If you haven't heard about it yet, checkout
Ask Patents, a site dedicated to taking the war to the doorstep of patent trolls.
According to
Joel Spolsky, software patents are ludicrously easy to file, and ludicrously broad in their cope.
Since patent examiners rely so much on keyword searches, when you submit your application, if you can change some of the keywords in your patent to be different than the words used everywhere else, you might get your patent through even when there’s blatant prior art, because by using weird, made-up words for things, you’ve made that prior art harder to find.

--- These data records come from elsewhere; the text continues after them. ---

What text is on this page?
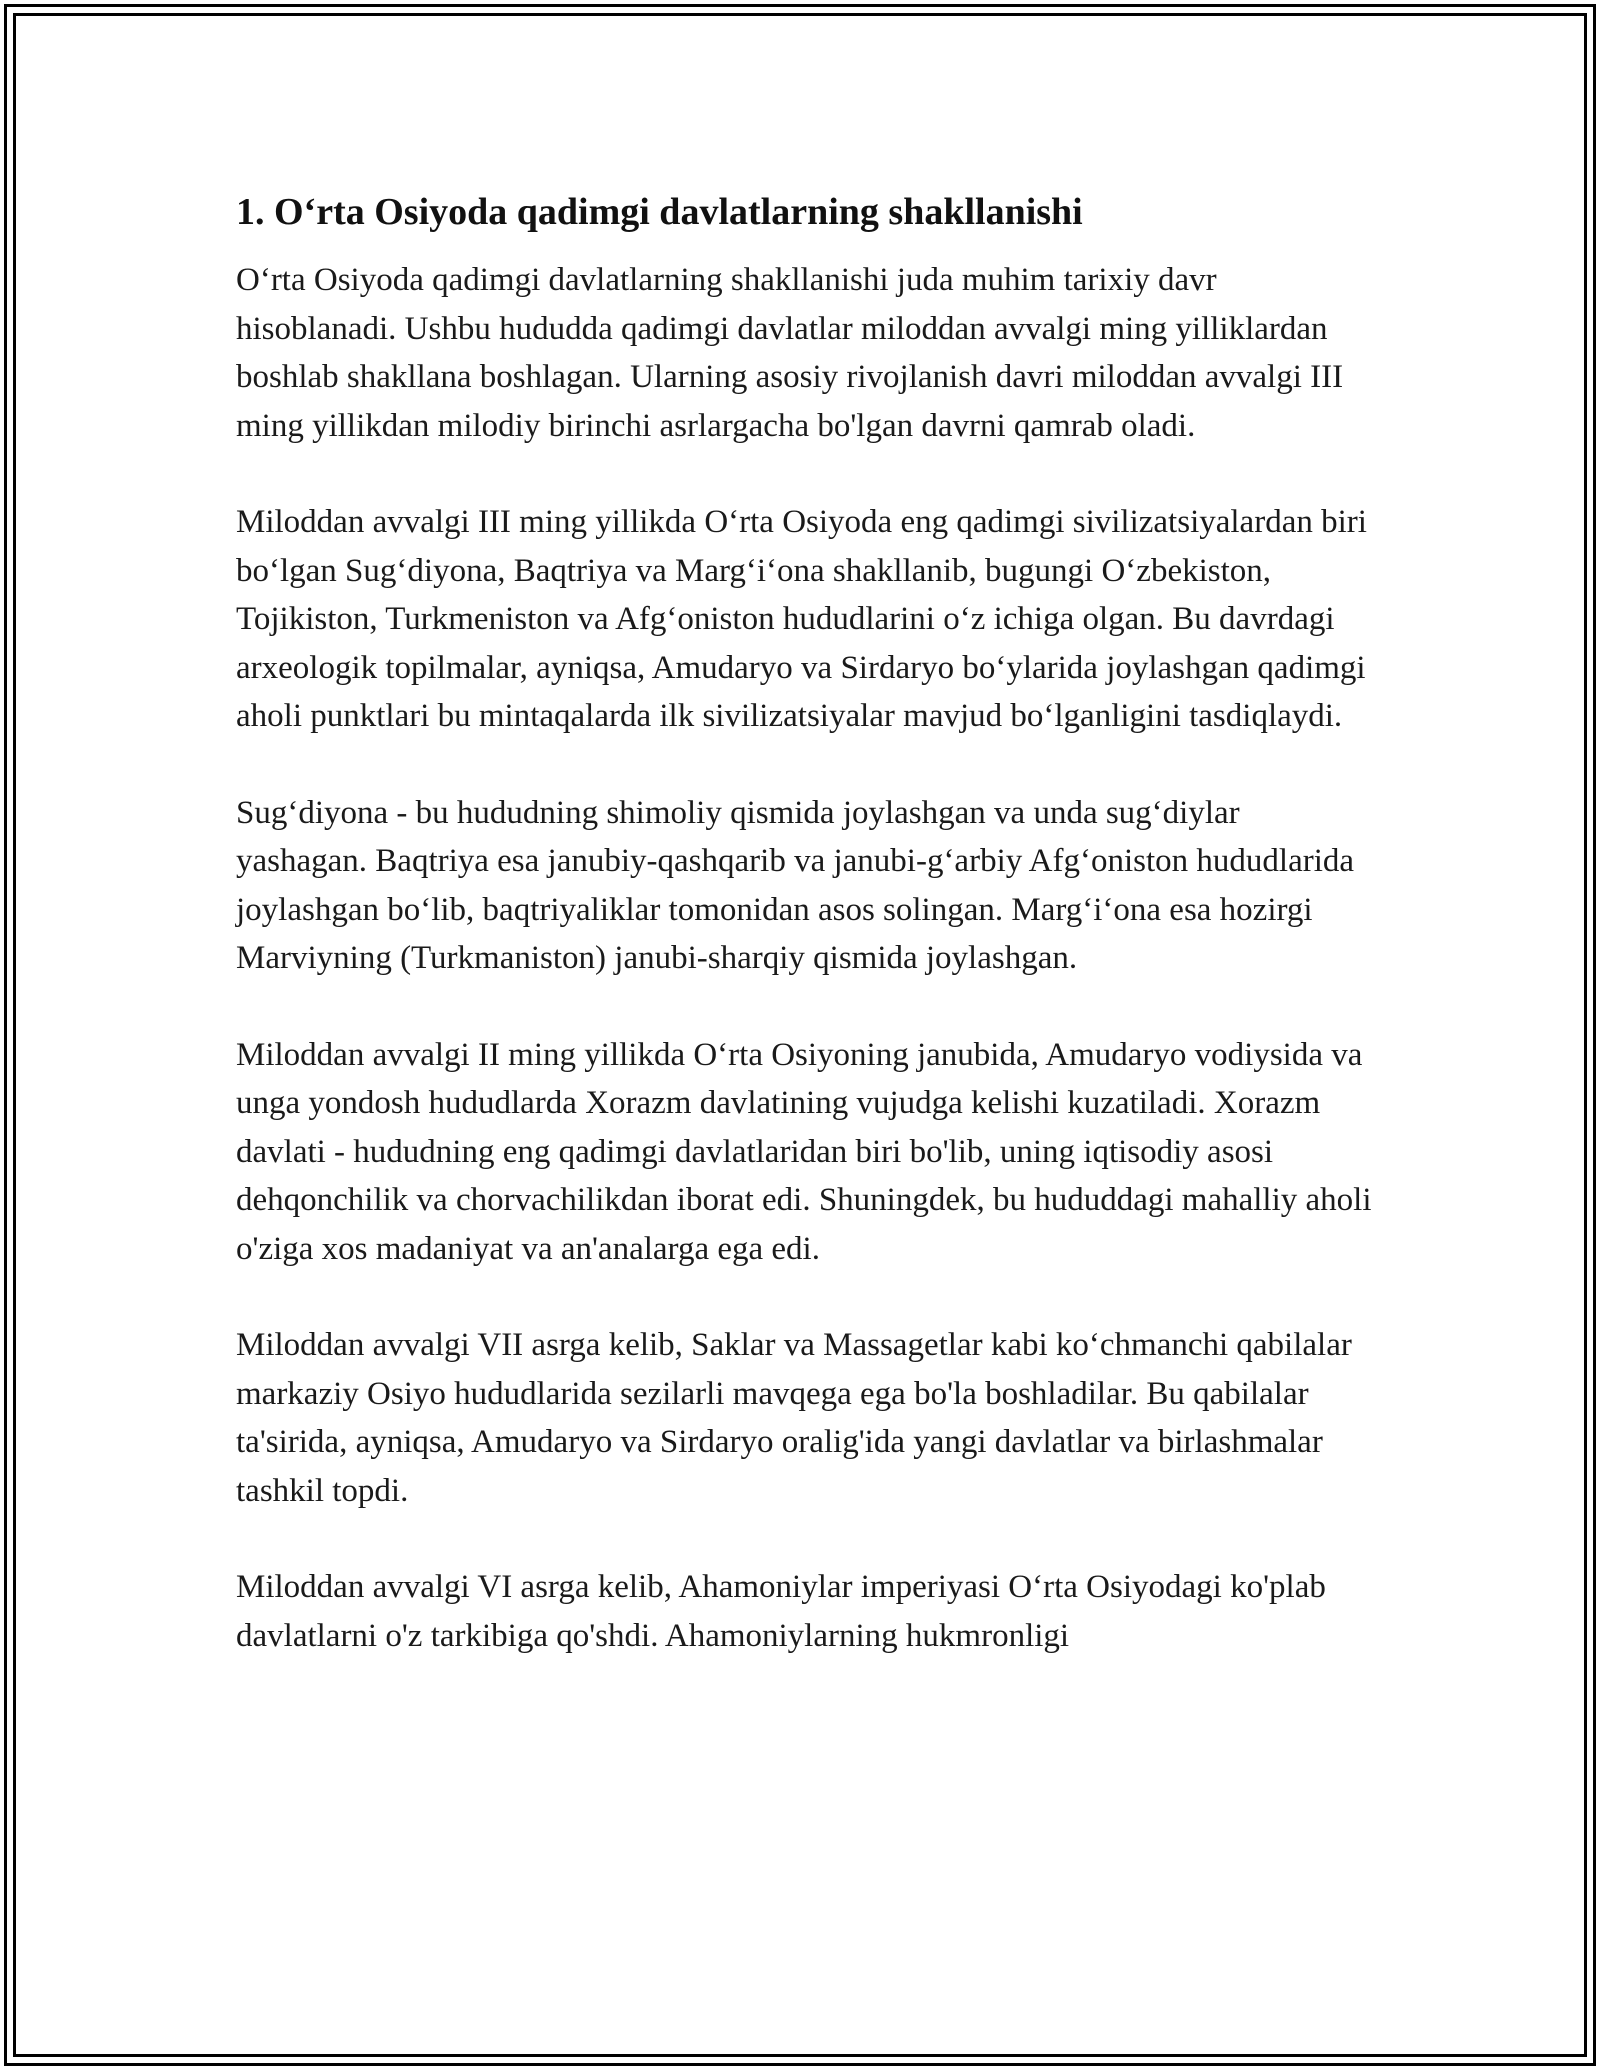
1. O‘rta Osiyoda qadimgi davlatlarning shakllanishi

O‘rta Osiyoda qadimgi davlatlarning shakllanishi juda muhim tarixiy davr hisoblanadi. Ushbu hududda qadimgi davlatlar miloddan avvalgi ming yilliklardan boshlab shakllana boshlagan. Ularning asosiy rivojlanish davri miloddan avvalgi III ming yillikdan milodiy birinchi asrlargacha bo'lgan davrni qamrab oladi.

Miloddan avvalgi III ming yillikda O‘rta Osiyoda eng qadimgi sivilizatsiyalardan biri bo‘lgan Sug‘diyona, Baqtriya va Marg‘i‘ona shakllanib, bugungi O‘zbekiston, Tojikiston, Turkmeniston va Afg‘oniston hududlarini o‘z ichiga olgan. Bu davrdagi arxeologik topilmalar, ayniqsa, Amudaryo va Sirdaryo bo‘ylarida joylashgan qadimgi aholi punktlari bu mintaqalarda ilk sivilizatsiyalar mavjud bo‘lganligini tasdiqlaydi.

Sug‘diyona - bu hududning shimoliy qismida joylashgan va unda sug‘diylar yashagan. Baqtriya esa janubiy-qashqarib va janubi-g‘arbiy Afg‘oniston hududlarida joylashgan bo‘lib, baqtriyaliklar tomonidan asos solingan. Marg‘i‘ona esa hozirgi Marviyning (Turkmaniston) janubi-sharqiy qismida joylashgan.

Miloddan avvalgi II ming yillikda O‘rta Osiyoning janubida, Amudaryo vodiysida va unga yondosh hududlarda Xorazm davlatining vujudga kelishi kuzatiladi. Xorazm davlati - hududning eng qadimgi davlatlaridan biri bo'lib, uning iqtisodiy asosi dehqonchilik va chorvachilikdan iborat edi. Shuningdek, bu hududdagi mahalliy aholi o'ziga xos madaniyat va an'analarga ega edi.

Miloddan avvalgi VII asrga kelib, Saklar va Massagetlar kabi ko‘chmanchi qabilalar markaziy Osiyo hududlarida sezilarli mavqega ega bo'la boshladilar. Bu qabilalar ta'sirida, ayniqsa, Amudaryo va Sirdaryo oralig'ida yangi davlatlar va birlashmalar tashkil topdi.

Miloddan avvalgi VI asrga kelib, Ahamoniylar imperiyasi O‘rta Osiyodagi ko'plab davlatlarni o'z tarkibiga qo'shdi. Ahamoniylarning hukmronligi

... Have you ever seen a patent application that appears ridiculously broad? (“Good lord, they’re trying to patent CARS!”). Here’s why. The applicant is deliberately overreaching, that is, striving to get the broadest possible patent knowing that the worst thing that can happen is that the patent examiner whittles their claims down to what they were entitled to patent anyway.

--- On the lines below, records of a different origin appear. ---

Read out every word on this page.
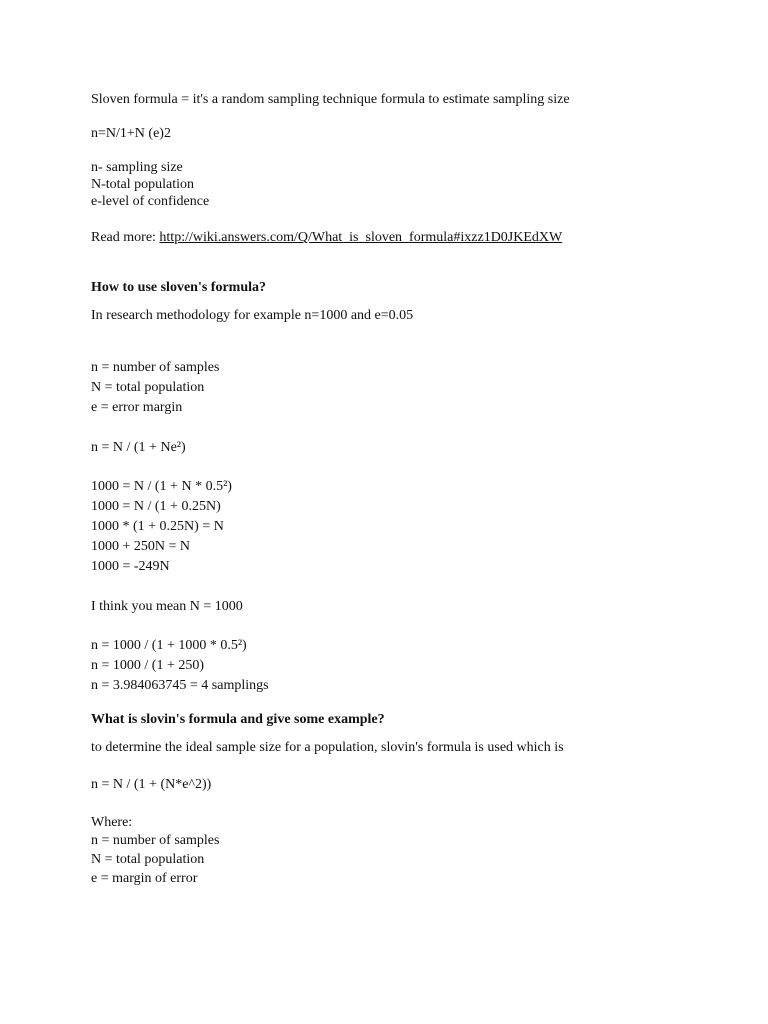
Sloven formula = it's a random sampling technique formula to estimate sampling size

n=N/1+N (e)2

n- sampling size

N-total population

e-level of confidence

Read more: http://wiki.answers.com/Q/What_is_sloven_formula#ixzz1D0JKEdXW

How to use sloven's formula?

In research methodology for example n=1000 and e=0.05

n = number of samples

N = total population

e = error margin

n = N / (1 + Ne²)

1000 = N / (1 + N * 0.5²)

1000 = N / (1 + 0.25N)

1000 * (1 + 0.25N) = N

1000 + 250N = N

1000 = -249N

I think you mean N = 1000

n = 1000 / (1 + 1000 * 0.5²)

n = 1000 / (1 + 250)

n = 3.984063745 = 4 samplings

What is slovin's formula and give some example?

to determine the ideal sample size for a population, slovin's formula is used which is

n = N / (1 + (N*e^2))

Where:

n = number of samples

N = total population

e = margin of error
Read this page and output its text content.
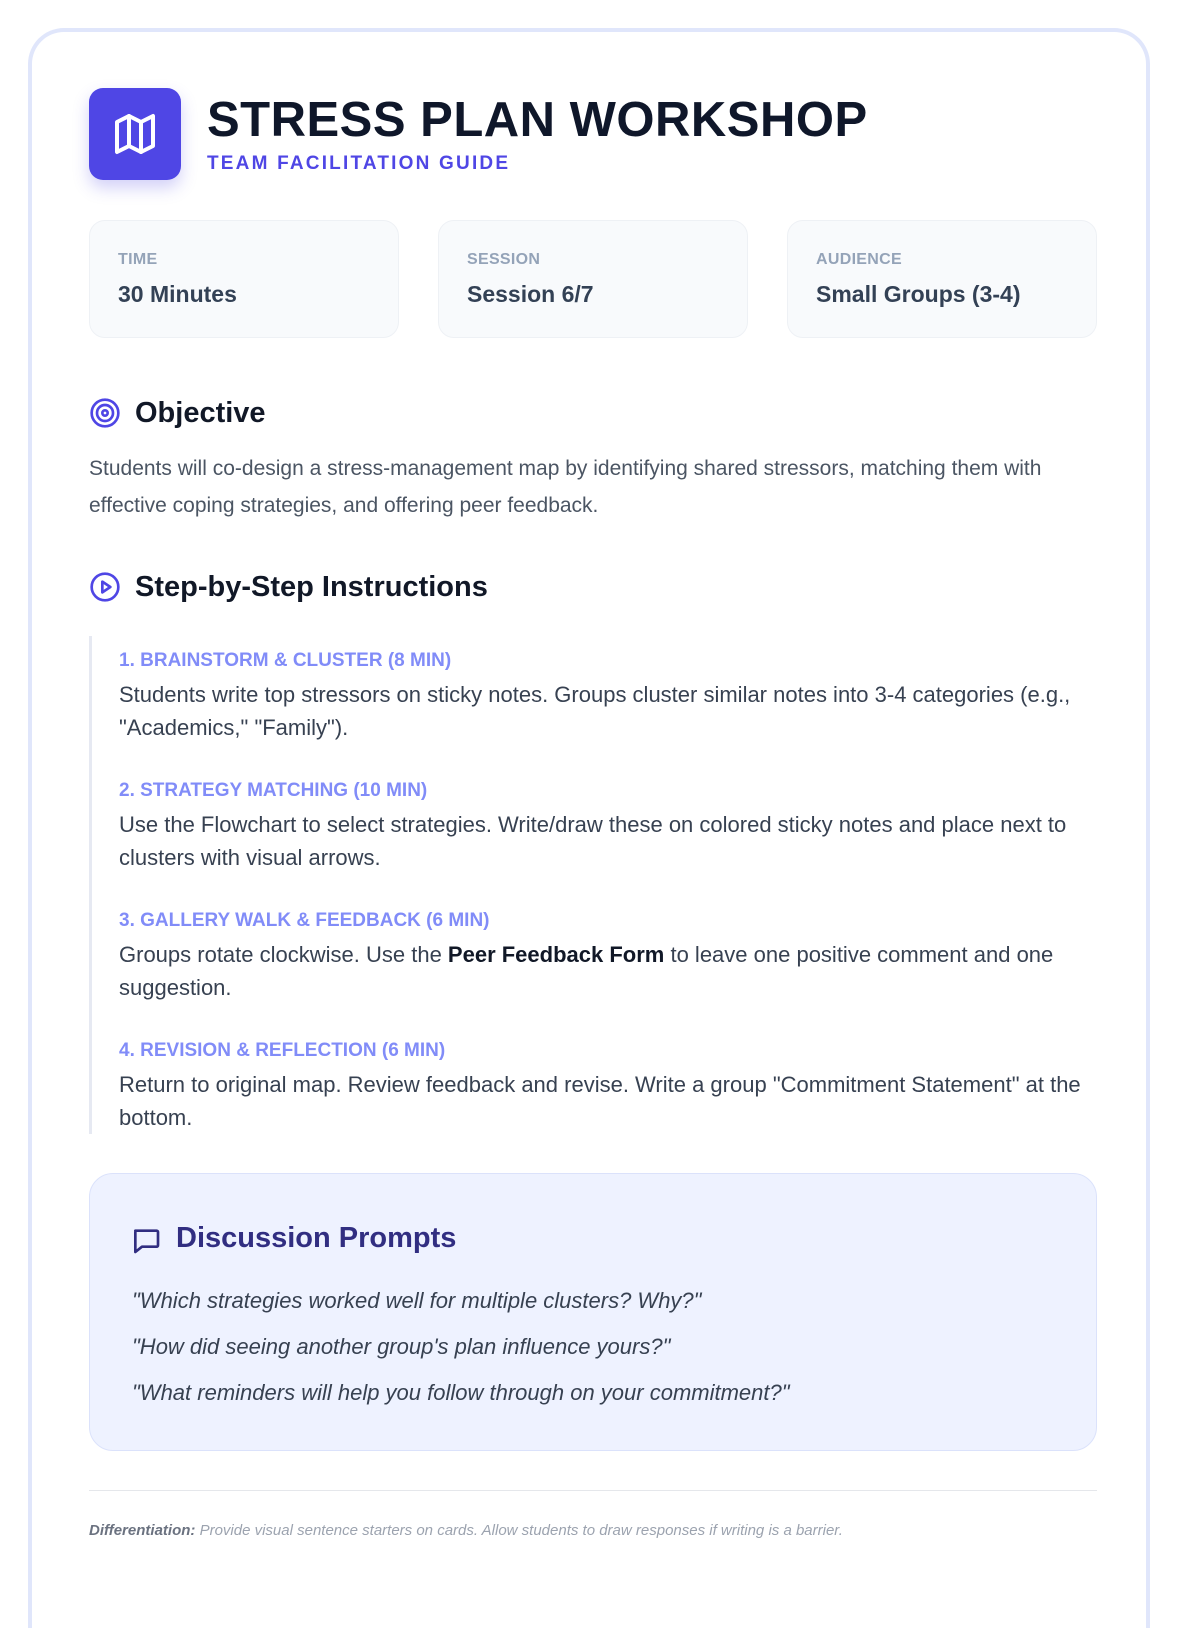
STRESS PLAN WORKSHOP
TEAM FACILITATION GUIDE
TIME
30 Minutes
SESSION
Session 6/7
AUDIENCE
Small Groups (3-4)
Objective
Students will co-design a stress-management map by identifying shared stressors, matching them with effective coping strategies, and offering peer feedback.
Step-by-Step Instructions
1. BRAINSTORM & CLUSTER (8 MIN)
Students write top stressors on sticky notes. Groups cluster similar notes into 3-4 categories (e.g., "Academics," "Family").
2. STRATEGY MATCHING (10 MIN)
Use the Flowchart to select strategies. Write/draw these on colored sticky notes and place next to clusters with visual arrows.
3. GALLERY WALK & FEEDBACK (6 MIN)
Groups rotate clockwise. Use the Peer Feedback Form to leave one positive comment and one suggestion.
4. REVISION & REFLECTION (6 MIN)
Return to original map. Review feedback and revise. Write a group "Commitment Statement" at the bottom.
Discussion Prompts
"Which strategies worked well for multiple clusters? Why?"
"How did seeing another group's plan influence yours?"
"What reminders will help you follow through on your commitment?"
Differentiation: Provide visual sentence starters on cards. Allow students to draw responses if writing is a barrier.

Thus, we have Stack Exchange stepping forward with Ask Patents, which presents patent applications that are likely bullshit. If you, as the reader, can find examples of prior art (prior examples of the technology in application), then you can upload the example to the site, and it can be used by the patent office to deny the patent claim.
Check it out. It's easier than you might think. The very first patent I looked at was a blatant
attempt to patent ecommerce. Anyone with a shopping cart system would be at risk if this patent was accepted.